On October 21, OFAC issued a Finding of Violation to a Chicago-based bank as the successor of a bank that processed six funds transfers totaling approximately $67,000. According to OFAC, the predecessor bank, between February 3, 2011 and March 10, 2011, processed six funds transfers on behalf of its customer “for the purpose of paying an outstanding balance owed to an Iranian entity located in Iran for the purchase of Iranian-origin carpets,” allegedly resulting in a violation of the Iranian Transactions and Sanctions Regulations (ITSR).

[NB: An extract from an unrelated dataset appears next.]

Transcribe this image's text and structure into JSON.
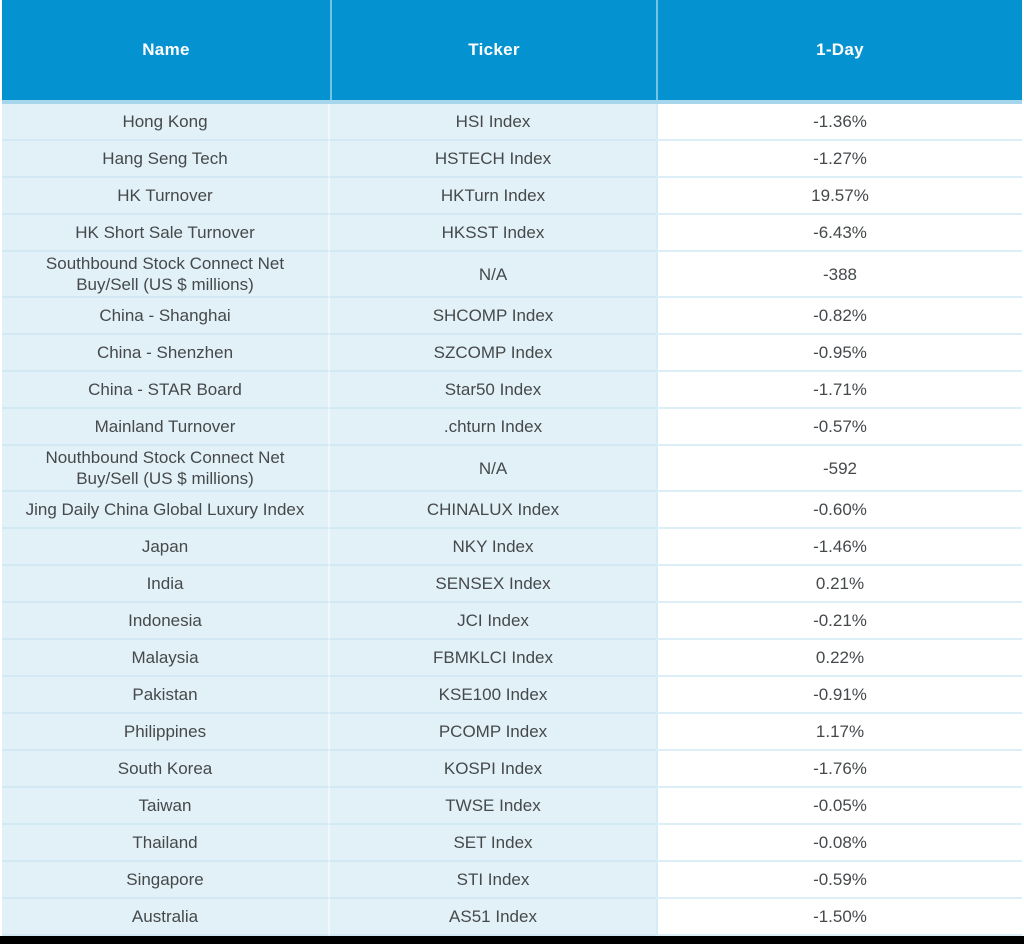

The bank allegedly failed to remove its customer “from [its] False Hit List or implement any additional measures to prevent or identify possible violations involving the [customer]” after OFAC removed a general license for the importation of Iranian-origin carpets, which became effective September 29, 2010.

OFAC stated that its determination to issue a Finding of Violation reflects that (i) the predecessor bank may have not been aware of the risks associated with failing to properly review and update a false hit list; (ii) a staff member was aware of the conduct that led to two of the violations, and had “reason to know that the customer may process additional transactions in violation of the ITSR”; and (iii) the bank failed to maintain a compliance program with procedures for updating its internal sanctions list following changes to OFAC-administered sanctions programs. On the other hand, OFAC also considered that (i) no managers or supervisors were aware of the conduct that led to the ITSR violation; (ii) the bank had not previously received a penalty notice or Finding of Violation; and (iii) the bank – pre and post-merger – substantially cooperated with OFAC during the investigation.